Melinda Allen, the president and CEO of Ebon Solar, has joined the nonprofit New Mexico Partnership, which is the department of economic development in New Mexico. This was a business that was eager to grow and thought that New Mexico would be the best place to develop its cutting edge solar technology and put together a highly skilled and lucrative workforce.
Ebon plans to establish end-to-end advanced manufacturing of solar cells in the United States, joining a plethora of other foreign firms like Qcells and Heliene that are striving to do the same. Ebon will do this by utilizing the superior semiconductor technology and financial resources of Singapore-based Ebang International.
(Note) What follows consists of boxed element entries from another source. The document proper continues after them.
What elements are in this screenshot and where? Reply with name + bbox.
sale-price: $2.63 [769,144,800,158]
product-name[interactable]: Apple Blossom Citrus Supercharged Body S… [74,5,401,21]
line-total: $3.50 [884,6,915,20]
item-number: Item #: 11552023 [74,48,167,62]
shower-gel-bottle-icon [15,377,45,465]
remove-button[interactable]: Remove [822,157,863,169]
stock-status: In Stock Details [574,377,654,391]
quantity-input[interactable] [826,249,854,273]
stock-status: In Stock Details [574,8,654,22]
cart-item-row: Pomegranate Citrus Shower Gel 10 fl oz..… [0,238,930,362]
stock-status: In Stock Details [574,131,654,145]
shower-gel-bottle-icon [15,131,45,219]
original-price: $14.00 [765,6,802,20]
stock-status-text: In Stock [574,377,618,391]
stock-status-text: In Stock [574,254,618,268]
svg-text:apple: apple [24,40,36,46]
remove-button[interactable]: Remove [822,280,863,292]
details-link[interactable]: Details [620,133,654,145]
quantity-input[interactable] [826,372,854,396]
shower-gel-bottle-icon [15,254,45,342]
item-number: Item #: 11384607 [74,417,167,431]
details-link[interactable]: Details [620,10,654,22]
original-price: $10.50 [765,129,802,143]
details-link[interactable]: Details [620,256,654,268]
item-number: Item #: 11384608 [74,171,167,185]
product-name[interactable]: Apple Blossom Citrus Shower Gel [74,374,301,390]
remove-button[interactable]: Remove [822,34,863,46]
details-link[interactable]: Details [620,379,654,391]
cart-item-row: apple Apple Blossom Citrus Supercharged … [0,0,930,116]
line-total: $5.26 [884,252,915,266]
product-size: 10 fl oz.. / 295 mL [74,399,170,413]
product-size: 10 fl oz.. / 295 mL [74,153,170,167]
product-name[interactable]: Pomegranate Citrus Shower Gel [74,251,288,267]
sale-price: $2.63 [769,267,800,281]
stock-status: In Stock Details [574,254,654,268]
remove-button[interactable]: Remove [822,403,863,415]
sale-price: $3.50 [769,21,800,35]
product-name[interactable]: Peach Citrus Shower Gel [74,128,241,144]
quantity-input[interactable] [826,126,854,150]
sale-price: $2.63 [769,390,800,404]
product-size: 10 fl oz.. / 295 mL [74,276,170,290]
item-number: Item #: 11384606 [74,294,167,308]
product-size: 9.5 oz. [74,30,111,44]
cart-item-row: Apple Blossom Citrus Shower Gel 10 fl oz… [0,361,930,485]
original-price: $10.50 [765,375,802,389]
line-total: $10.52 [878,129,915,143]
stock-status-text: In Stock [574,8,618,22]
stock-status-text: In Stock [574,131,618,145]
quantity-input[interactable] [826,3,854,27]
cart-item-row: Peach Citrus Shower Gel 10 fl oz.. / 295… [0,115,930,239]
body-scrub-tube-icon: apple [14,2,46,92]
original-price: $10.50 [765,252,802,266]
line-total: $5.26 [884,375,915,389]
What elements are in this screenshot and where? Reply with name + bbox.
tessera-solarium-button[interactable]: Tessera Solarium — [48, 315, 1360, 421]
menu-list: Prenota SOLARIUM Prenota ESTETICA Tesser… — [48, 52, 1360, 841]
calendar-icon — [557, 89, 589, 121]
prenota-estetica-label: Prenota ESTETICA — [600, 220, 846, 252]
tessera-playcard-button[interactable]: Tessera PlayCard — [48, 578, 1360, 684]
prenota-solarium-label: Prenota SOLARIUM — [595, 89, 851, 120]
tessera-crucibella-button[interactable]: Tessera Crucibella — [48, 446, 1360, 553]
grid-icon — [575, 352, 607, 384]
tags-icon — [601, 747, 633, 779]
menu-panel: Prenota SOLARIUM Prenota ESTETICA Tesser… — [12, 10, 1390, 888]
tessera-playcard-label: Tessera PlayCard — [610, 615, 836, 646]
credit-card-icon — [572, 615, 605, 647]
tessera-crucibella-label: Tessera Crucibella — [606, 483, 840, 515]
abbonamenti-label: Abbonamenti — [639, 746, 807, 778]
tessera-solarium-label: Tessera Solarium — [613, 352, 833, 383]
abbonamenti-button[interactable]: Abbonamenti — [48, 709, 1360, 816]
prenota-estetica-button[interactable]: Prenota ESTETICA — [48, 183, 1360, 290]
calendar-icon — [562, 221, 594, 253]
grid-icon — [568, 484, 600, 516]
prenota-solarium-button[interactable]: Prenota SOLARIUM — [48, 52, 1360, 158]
The $1 billion, 1.9 million square foot, 3-gigawatt Maxeon Solar solar cell factory, which was announced in August of last year, will be built next to the new Ebon cell plant; however, the latter's future is, at best, unclear.
Due to its continuously low stock value and a string of unfortunate events detailed in the Singapore-based manufacturer's Q2 2024 financial reports, Maxeon faces delisting from the Nasdaq Stock Market. Most significantly, Chief Executive Officer Bill Mulligan disclosed that Customs and Border Protection has been holding all of Maxeon's solar modules imported into the United States via Mexico since July in order to evaluate compliance with the Uyghur Forced Labor Prevention Act (UFLPA).